Ani menyandang status ibu negara selama 10 tahun ketika Susilo Bambang Yudhoyono menjabat sebagai Presiden RI periode 2004-2009 dan 2009-2014. Hal yang sama dijalani Hillarry ketika Bill Clinton menjabat sebagai Presiden Amerika Serikat selama dua periode.
"Dari survei-survei (popularitas) enggak muncul dan ruang geraknya terbatas. Ketika menjadi istri presiden, tidak ada sesuatu yang menonjol. Sulit juga kalau dibilang mau mengikuti Hillary Clinton," kata pengamat politik dari Universitas Gadjah Mada, Arie Sudjito, saat dihubungi Kompas.com, Rabu (16/3/2016).

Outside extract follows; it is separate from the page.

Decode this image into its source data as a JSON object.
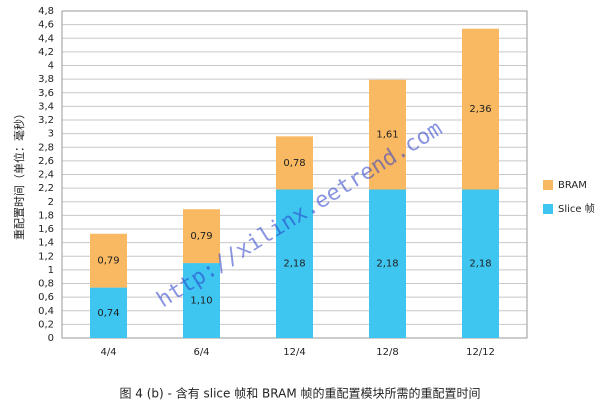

(Baca: Nurhayati: Ibu Ani Bisa Lebih Hebat dari Hillary Clinton)
Menurut Arie, popularitas Hillary terbentuk ketika dirinya maju dalam Konvensi Partai Demokrat di Amerika Serikat melawan Barrack Obama. Kapasitasnya pun kian meroket ketika ia ditunjuk menjadi Menteri Luar Negeri AS.
Sementara itu, kata Arie, ketika Ani masih menjabat sebagai ibu negara, tidak ada prestasi menonjol yang dihasilkan olehnya.
"Bu Ani tidak punya modal kapital seperti itu (Hillary)," ujarnya.
Hanya strategi jelang pilkada
Arie menduga, munculnya gambar Ani sebagai capres Partai Demorkat di media sosial tidak lebih untuk menjaring kekuatan partai itu jelang pilkada.
Popularitas Demokrat yang menurun kala Pemilu 2014 lalu membuat partai itu harus memutar otak agar tingkat elektabilitasnya naik saat pilkada serentak gelombang kedua.
"Sekarang Demokrat ini kan sedang mencoba mencari harta karun yang bisa dikapitalisasi. Tetapi, kalau orientasinya capres ya berat," ungkap Ari.